I would call it, as @Viktor Hofer and @Tim have stated a C minor/Dorian - I'm inclined to consider it a (natural) C minor, however - since, as far as the chord progressions are concerned they are all used in both keys.

Also, I would not be bothered by the existence of both an F minor chord and some A naturals, since:

Every time an A flat appears, it is not an actual note of the pieces harmony but either a transitive or a flourishing note, so, always playing it as A natural, is probably more of a stylistic element of the piece, that does not affect its key, rather than any sort of key changing.

Also, this is underlined by the fact that all A's appear in weak parts of the measure - actually in the last beat.

  • What are you quoting there? Also, what A-sharps?
    – sehe
    Feb 9, 2018 at 13:10
  • I meant A-naturals, but I had in mind something else and I mis-typed sharp instead of natural. Actually, I used the quationg box to highlight what I thought to be the main part of my answer, it is not an exact quote - even so, I've read similar thoughts in some harmony/theory/counterpoint books; for instance the one writen fron Th. Dubois. Feb 9, 2018 at 13:13

If you study the piece you will notice that it tends to resolve to C. It also ends with a C therefore it seems to be written in C-Minor.

If you omit the third accidental the key signature would change to either Bb-Major or G-Minor which wouldn't outline the tension towards the C in the piece.

Looking at the Diatonic Harmony you can see that the chord progression varies between (1) Tonic, (2) Subtonic, (3) Subdominant and (4) Dominat with some non diatonic variations of the Dominant.

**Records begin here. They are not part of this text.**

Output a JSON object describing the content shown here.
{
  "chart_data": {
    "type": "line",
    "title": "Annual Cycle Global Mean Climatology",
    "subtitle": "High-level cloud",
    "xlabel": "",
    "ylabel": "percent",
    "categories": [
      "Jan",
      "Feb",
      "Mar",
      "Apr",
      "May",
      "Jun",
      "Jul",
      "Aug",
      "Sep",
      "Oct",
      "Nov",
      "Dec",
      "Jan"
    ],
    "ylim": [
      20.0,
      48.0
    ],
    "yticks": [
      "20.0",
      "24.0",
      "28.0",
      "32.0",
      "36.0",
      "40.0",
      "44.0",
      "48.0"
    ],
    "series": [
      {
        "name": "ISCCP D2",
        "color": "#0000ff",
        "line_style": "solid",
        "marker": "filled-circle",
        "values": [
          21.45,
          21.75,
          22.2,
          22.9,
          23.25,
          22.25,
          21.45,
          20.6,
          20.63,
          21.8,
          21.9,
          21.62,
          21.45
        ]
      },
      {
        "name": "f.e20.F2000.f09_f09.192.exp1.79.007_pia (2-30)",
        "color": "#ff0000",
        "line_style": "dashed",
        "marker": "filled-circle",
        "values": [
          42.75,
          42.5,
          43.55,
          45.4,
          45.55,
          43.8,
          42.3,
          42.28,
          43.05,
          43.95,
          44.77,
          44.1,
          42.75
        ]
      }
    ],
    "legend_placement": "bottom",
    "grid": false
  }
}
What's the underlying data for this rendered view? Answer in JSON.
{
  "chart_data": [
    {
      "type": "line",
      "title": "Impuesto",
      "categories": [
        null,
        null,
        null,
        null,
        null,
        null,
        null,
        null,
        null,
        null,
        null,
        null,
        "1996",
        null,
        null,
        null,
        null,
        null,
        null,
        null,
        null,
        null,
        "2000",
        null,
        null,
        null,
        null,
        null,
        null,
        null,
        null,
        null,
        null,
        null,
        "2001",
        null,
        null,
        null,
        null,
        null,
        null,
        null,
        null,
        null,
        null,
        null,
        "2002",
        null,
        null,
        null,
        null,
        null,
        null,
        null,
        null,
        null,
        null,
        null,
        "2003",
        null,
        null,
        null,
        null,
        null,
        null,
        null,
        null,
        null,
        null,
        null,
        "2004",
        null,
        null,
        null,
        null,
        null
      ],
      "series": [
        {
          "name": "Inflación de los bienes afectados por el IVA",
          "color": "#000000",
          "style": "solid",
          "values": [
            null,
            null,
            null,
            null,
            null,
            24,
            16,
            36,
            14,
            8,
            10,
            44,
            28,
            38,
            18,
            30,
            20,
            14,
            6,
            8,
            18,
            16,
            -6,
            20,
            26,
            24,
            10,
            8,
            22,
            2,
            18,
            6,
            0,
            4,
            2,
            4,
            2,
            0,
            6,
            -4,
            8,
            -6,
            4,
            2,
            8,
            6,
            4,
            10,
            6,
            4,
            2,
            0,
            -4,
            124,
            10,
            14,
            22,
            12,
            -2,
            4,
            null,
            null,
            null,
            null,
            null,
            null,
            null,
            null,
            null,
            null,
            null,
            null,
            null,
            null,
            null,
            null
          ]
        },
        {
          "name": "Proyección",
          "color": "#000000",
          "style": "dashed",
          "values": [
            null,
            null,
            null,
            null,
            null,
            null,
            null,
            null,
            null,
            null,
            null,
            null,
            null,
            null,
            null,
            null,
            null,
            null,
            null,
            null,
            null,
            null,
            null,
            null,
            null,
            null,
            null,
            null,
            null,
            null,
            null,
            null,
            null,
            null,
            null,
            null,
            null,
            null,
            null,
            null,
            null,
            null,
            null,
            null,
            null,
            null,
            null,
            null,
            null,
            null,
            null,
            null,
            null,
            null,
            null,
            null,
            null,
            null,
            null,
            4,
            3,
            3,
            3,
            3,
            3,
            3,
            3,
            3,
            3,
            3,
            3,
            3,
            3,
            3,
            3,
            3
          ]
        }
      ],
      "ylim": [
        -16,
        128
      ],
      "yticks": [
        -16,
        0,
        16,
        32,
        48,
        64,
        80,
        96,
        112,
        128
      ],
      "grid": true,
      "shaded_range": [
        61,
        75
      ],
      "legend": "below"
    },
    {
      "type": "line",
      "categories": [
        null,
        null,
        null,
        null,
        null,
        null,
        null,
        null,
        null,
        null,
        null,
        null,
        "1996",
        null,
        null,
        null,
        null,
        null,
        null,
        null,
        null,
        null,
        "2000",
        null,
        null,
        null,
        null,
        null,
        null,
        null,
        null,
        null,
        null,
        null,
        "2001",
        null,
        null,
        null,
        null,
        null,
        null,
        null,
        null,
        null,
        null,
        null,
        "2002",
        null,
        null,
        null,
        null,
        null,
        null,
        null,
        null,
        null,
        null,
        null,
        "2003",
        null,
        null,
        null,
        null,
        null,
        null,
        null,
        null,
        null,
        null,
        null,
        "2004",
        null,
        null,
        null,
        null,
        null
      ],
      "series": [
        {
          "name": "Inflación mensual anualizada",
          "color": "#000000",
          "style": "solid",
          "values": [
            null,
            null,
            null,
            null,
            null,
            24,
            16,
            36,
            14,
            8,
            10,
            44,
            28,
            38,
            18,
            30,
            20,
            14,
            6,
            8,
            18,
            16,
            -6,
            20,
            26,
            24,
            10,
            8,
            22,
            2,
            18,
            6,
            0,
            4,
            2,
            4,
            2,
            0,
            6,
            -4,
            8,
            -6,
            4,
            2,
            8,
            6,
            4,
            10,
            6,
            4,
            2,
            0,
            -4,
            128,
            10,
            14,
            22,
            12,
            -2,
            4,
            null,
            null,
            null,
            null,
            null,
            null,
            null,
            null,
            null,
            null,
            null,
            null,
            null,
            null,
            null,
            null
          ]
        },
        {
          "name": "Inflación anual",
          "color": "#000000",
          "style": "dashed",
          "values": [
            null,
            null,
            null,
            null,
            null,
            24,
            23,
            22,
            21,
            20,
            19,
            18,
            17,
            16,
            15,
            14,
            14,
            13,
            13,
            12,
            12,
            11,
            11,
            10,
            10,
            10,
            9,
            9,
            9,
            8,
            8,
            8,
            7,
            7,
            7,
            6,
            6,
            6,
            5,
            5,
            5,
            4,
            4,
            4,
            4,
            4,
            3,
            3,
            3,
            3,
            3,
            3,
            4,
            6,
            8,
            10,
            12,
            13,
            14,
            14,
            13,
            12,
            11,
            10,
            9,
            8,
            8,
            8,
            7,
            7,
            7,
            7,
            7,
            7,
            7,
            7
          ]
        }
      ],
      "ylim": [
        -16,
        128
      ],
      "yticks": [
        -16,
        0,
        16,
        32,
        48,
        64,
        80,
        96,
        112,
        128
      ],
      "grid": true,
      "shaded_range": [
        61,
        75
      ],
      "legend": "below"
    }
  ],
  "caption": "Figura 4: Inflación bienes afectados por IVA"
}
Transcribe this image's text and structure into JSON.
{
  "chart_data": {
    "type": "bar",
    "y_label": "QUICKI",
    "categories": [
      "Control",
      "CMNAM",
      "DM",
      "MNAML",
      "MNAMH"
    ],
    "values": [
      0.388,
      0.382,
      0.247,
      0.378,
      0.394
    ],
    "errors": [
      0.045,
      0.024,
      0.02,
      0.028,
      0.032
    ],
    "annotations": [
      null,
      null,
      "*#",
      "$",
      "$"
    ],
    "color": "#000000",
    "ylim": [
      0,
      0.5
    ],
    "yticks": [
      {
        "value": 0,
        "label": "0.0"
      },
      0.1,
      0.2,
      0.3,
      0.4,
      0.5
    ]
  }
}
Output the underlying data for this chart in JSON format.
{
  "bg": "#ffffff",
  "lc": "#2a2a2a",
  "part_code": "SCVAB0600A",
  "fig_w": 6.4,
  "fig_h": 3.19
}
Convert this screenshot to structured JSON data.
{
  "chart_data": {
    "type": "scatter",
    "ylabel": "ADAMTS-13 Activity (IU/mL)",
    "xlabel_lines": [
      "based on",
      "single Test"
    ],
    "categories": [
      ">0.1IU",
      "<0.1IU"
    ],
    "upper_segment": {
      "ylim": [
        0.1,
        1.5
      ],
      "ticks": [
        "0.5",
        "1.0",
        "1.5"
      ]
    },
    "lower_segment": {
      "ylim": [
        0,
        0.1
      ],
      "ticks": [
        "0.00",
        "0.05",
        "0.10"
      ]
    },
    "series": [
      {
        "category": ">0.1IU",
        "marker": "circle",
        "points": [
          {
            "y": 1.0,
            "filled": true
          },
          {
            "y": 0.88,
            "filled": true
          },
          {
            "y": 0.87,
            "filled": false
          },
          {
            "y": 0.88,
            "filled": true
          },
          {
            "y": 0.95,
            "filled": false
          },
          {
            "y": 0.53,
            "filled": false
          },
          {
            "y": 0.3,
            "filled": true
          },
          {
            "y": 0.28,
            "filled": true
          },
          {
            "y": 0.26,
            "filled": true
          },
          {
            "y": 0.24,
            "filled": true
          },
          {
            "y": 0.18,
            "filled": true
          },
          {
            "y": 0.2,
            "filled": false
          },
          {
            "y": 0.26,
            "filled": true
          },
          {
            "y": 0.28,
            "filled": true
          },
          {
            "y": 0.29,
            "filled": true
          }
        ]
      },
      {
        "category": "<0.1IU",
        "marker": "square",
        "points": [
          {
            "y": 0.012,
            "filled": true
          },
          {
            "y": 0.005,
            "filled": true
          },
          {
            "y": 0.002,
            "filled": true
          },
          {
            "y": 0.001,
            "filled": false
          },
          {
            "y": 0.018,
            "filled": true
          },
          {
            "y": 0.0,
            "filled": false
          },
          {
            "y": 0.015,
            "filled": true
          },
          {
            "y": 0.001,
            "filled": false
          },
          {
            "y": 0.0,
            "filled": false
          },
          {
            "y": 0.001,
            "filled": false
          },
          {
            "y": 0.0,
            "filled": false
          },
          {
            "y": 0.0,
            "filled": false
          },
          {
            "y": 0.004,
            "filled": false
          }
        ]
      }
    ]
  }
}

By using modality, you could also name it C Dorian to get rid off the third accidental.

  • 1
    B-major or G-minor I think.
    – yo'
    Feb 9, 2018 at 10:43
  • @yo' - think B=Bb. Like Germany, H is B, while B is our Bb.
    – Tim
    Feb 9, 2018 at 10:52
  • 1
    @Tim Well, to (English) B-major, the parallel minor is G#-minor and not Ab-minor anyway...
    – yo'
    Feb 9, 2018 at 13:02
  • @yo' - it's the relative minor, and where's mention of (English) B major, or Abm? And a piece using mainly Cm diatonic notes would hardly have G#minor diatonic notes in it.
    – Tim
    Feb 9, 2018 at 13:15
  • @Tim music.stackexchange.com/revisions/66701/2 There's obviously some confusion about what one or both of us mean and say. I think we can agree that Viktor uses the German notation, and should have really written Bb as this is an English-speaking site :-) (btw, I'm of course aware of the German notation, we -- unfortuantely -- adopted it in Czech). I really thought that you comment saying the post means English B. Sorry for this.